4. Defend the public heritage, especially Ecopetrol (construction of the PMRB, not the sale of the subsidiaries or the closing of oil and gas fields), and of publicly-owned companies, including Aseo, ETB, EAAB, EEB, Emcali, and the state’s interest in ISA and ISAGEN.
5. Evaluate and review so-called “free-trade” agreements. Defence of national industrial and agricultural production through tariff, taxation, and financial mechanisms (partial debt forgiveness and lowered interest for drought victims), among others. Reject zero-tariff food imports do not dismantle the public-owned liquor store system.
6. No to the privatization of public health and education services. We demand budget increases for these sectors, measures to respect and protect the health of teachers, and payment of labour debts.
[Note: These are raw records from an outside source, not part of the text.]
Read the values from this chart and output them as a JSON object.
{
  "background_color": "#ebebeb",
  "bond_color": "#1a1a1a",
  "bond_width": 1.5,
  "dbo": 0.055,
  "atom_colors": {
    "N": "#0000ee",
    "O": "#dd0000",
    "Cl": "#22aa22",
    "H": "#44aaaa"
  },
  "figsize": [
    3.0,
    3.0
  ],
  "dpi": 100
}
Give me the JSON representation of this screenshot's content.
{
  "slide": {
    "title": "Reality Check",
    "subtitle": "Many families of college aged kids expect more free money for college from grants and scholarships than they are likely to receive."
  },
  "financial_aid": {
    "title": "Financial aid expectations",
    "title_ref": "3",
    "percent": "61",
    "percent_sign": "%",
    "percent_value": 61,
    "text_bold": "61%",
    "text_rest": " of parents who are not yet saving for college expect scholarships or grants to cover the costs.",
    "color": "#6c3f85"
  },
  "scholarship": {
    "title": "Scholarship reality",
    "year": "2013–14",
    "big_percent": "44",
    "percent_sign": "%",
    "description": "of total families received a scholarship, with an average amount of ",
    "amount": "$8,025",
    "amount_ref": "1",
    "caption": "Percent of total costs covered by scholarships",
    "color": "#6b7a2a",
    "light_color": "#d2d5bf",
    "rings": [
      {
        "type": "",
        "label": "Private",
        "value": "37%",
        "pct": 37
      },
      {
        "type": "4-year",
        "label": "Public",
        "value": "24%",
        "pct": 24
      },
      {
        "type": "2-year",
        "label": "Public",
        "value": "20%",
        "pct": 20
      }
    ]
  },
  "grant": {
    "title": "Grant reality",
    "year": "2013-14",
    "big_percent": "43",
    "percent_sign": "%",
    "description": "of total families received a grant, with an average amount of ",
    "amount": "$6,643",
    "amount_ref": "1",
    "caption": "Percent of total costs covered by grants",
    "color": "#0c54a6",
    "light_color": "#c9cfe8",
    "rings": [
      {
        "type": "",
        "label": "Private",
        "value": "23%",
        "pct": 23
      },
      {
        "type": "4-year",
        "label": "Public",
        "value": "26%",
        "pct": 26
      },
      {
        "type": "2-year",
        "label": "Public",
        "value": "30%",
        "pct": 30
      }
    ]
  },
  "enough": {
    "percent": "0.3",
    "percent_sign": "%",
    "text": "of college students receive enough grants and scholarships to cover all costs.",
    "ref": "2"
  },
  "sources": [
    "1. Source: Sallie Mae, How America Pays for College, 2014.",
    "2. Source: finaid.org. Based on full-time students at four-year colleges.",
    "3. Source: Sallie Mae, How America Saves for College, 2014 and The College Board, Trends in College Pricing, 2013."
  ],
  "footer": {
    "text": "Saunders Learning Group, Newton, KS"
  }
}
We also demand concerted, democratic university reform with forgiveness of student debts to ICETEX, and a budget increase for SENA.
7. Promote of decent, dignified employment, formalized a labour policy, expand public and private sector facilities and personnel with both permanent and temporary staff, and protect the right to work and access to the public space for informal-sector workers.
8. Promote a national legal framework based on environmental protection, water as a basic human right, and strategic ecosystems essential to human life. We demand that new mining concessions be put on hold, that Constitutional Court decisions be fulfilled, that prior informed consultation and consent on mining and energy projects be put in place, and that such projects be banned in urban areas.
9. Lower fuel prices, freeze highway tolls, and ban all further road concessions.
10. Tax reform cannot and must not be regressive. Therefore, tax exemptions for multinationals must be abolished and the VAT must not be increased, nor should there be any enlargement of the base of taxable items, nor should any further tax burden be imposed on the working class or pensioners. Abolish the deposit and withdrawal charge known as “4x1000.”
11. Defend the land for small farm production and recognize small farmers’ rights. Strengthen indigenous and local economies. Assist small farmers in gradually replacing illicit crops with legal ones.
12. Provide full and effective guarantees of human rights, trade union freedoms, and refrain from criminalizing or judicializing social protest and demands for collective reparations. Abolish ESMAD.
13. Strengthen the seniority-based (Colpensiones) pension system and refrain from making any regressive modifications to the pension system. Grant full recognition for the pension rights of retired police and military officers.
14. Lower interest rates to put an end to financial speculation, thereby protecting the solidarity economy sector (cooperatives, non-profit social services agencies).
15. Devise a concerted public policy to fight corruption and impunity, including enhanced powers for the relevant control and justice entities.